Or why I won’t submit to the Official Second Life group on Flickr.
2015 update: The conditions on joining the group have been changed since writing this post and are reasonable and fair now.
You may remember that Instagram fell flat on its face about a year ago for changing its terms of service. Uploading would have given Instagram (some) royalty free rights to any uploaded image. In a storm of protest, they backtracked.
So compare this to what you are asked to sign away when you click the link to join the Official Second Life group on Flickr*. This was not introduced alongside this year’s revised Terms of Service for Second Life, but I spotted this back in March of last year. “By submitting my photos or other materials to the Flickr feed of Linden Research, Inc. (the “Company”) I agree to participate in the Photo of The Day program (the “Program”). As a participant of the Program I hereby grant a perpetual, worldwide, royalty-free license to the Company to the images, snapshots, screenshots, photos and other materials I submit to the Program. Further, I understand that I have no right to any royalties or other compensation in connection with the rights granted above and waive any and all claims based on any such rights.”
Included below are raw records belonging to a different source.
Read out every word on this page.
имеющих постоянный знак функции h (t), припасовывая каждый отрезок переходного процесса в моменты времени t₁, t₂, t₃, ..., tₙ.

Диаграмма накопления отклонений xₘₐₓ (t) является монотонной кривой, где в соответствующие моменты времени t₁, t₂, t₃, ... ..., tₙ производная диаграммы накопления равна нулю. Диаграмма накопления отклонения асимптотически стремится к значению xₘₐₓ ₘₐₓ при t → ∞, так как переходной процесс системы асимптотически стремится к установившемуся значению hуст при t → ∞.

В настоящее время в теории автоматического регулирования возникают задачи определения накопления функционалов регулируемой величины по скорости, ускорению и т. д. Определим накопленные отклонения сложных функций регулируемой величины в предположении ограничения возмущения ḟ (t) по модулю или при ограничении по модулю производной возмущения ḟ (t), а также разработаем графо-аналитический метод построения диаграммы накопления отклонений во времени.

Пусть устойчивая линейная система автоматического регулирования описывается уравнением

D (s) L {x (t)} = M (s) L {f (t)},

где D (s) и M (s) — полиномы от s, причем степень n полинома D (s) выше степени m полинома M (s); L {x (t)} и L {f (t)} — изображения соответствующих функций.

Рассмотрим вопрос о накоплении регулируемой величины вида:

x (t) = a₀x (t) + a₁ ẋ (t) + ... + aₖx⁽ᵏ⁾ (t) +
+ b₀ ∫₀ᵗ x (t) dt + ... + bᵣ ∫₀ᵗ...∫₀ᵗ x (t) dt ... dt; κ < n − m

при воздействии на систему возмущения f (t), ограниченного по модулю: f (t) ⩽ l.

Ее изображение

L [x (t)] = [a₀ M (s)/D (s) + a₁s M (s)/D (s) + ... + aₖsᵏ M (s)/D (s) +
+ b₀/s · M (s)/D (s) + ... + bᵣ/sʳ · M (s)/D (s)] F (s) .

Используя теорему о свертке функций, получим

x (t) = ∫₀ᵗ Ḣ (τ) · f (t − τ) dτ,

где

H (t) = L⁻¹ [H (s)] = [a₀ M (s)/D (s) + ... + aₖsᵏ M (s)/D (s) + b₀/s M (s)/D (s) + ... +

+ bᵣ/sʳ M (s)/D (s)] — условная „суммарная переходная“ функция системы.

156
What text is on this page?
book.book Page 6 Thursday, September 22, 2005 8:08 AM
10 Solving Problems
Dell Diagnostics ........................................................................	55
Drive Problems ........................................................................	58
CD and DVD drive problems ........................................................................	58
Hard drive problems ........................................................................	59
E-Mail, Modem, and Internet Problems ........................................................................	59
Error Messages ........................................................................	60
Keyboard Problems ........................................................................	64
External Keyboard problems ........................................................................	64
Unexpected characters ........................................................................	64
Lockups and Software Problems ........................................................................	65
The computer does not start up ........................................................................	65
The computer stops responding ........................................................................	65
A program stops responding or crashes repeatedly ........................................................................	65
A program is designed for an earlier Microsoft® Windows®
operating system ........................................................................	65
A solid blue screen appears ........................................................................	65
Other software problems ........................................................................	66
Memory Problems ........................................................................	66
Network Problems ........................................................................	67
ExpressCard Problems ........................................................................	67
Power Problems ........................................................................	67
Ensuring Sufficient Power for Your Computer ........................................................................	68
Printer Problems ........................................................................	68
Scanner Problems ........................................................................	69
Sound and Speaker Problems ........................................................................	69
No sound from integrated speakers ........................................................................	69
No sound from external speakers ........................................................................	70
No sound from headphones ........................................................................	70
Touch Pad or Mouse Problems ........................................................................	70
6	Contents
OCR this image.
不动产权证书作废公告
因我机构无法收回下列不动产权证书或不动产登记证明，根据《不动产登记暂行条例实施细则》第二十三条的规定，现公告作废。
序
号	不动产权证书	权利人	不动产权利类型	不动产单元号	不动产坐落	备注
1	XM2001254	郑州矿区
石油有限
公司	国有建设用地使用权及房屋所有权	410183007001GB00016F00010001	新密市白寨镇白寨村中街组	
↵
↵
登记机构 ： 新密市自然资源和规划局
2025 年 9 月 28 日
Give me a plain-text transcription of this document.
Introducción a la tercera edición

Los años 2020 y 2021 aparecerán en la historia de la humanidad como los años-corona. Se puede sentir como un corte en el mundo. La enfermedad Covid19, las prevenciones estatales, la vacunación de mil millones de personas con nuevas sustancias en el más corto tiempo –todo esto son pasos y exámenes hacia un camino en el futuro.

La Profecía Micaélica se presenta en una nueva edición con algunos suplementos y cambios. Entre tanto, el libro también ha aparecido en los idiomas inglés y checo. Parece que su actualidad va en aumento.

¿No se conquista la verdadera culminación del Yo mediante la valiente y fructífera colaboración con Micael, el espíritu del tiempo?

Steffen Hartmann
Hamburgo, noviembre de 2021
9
To join the group, you have to agree to those terms, and this is the only group on Flickr where I have seen a blatent rights grabbing for copyright ownership. Photography is part of what I do to earn a living in real life, and this is why I always check what I might be signing away. The advice circulating on the internet to photographers is clear, and this is just one example from the National Union of Journalists London Freelance Branch which they offer for the purposes of ‘equitable negotiation’:
“There are no uses to which a client might wish to put a photograph which cannot be covered by the appropriate licence for an appropriate fee… Even where the client actually needs exclusivity, either for commercial reasons or to protect individuals depicted, the photographer should retain the copyright itself, which can only be sold outright through an “assignment”, which requires the photographer’s agreement in writing.”
My photographs, whether they are commercial or personal, are my creative property, and I hold on to that. I share a lot of my work, accepting that its social worth is greater than its economic worth. But it is still my creative property, and I share it on a non-commercial basis. However, I would be happy to give Linden Lab a limited right of use for their own purposes within that organisation, for a range of purposes including marketing and publicity. But “worldwide, perpetual rights”? To assume it is theirs, with any obligation to credit me, to amend my work, or to sell it or give it away to whomsoever they wish, even to causes with which I disagree morally? That is wholly unreasonable.
They have since amended the Terms of Service for Second Life, and the new terms contain wording very similar to those of the Flickr group. I no longer want to upload images to the grid, and as I result, I have closed my inworld gallery.
Angry? A little – it’s immoral to make such a grab for people’s intellectual property, knowing that most people won’t know what they are signing away. Indignant? Yes – because they claim to respect people’s creativity and intellectual property, but these actions say otherwise. Sad? Certainly – because they are bleeding creativity from the world that they gave birth to, and I am writing this because I care, not because I’m awkward and think that every change made to Second Life is bad. But if they want a sustainable business, they need to be nurturing the creative talent that gives shape, beauty and life to what is otherwise a bare, barren world.
And just to make the point – this is what Linden Lab sell….
* I would like to emphasise that this post refers to the terms in the Second Life Official Flickr group only. Flickr itself has one of the best records out of all the photo upload sites for recognising, asserting and protecting the intellectual property rights of its users.